This Article is From Jul 22, 2017

After CAG Report, Sources Say Critical Ammo To Start Arriving In Weeks

Critical ammunition for tanks, artillery guns will start arriving from next week, sources told NDTV

Highlights

  • Critical ammo for tanks, artillery guns to start coming in from August
  • Army woefully short on ammo, no remarkable change in last few years: CAG
  • State-run Ordnance Factory Board supplies 90% of Army's ammo requirement
New Delhi: A day after the country's top auditor told parliament that the Army is significantly short on ammunition, sources have confirmed to NDTV that supplies of critical ammo for tanks and artillery guns will start flowing in from early next month. The Army by the end of next year will likely come close to meeting its requirement for 40 days of war wastage reserves of ammunition - the ideal stockpile the Army needs to fight 40 days of an intensive war - sources have said.
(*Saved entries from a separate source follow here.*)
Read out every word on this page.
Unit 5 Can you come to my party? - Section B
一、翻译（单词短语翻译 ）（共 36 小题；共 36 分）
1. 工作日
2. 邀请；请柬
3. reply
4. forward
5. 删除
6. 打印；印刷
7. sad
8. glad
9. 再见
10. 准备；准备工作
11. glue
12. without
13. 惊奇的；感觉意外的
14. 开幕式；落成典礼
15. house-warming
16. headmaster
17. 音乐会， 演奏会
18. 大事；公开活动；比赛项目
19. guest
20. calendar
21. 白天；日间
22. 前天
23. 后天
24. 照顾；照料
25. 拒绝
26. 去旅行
The world's second-largest standing army is woefully short on ammunition and there hasn't been a remarkable change in the last few years, the Comptroller and Auditor General told parliament on Friday. The shortage dents the Army's ability to sustain a war for a long period, the report said.

Reacting to the report, sources told NDTV that several types of ammunition and fuses which are in short supply are presently at the pre-dispatch inspection stage before they are exported to India by foreign suppliers.

Sources also said that the report does not account for 12,000 crores of orders that have been placed last year after the Uri terror attack on an Army base in Kashmir. The report also does not consider first and second line ammunition that is already deployed on the frontline or kept at the formation level to be supplied to troops on the frontline should it be required in the event of a conflict.

Friday's report lamented that despite highlighting "serious concerns" in its earlier report, "no significant improvement took place in the critical deficiency in availability and quality of ammunition... since March 2013".

The state-run Ordnance Factory Board, or OFB, supplies nearly 90 per cent of the Army's requirement of ammunition. Of the remaining instances where the ammunition had to be bought from elsewhere, the audit report said most cases initiated by the Army Headquarters from 2009 were still pending.

The audit findings, however, comes days after the government gave the Army's Vice Chief Lt General Sarath Chand to directly procure 46 types of ammunition to fight short and "intense wars" without going to the defence ministry. Also, the government had last year cleared emergency procurement of weaponry worth 20,000 crores after the Uri terror attack on September 18, last year.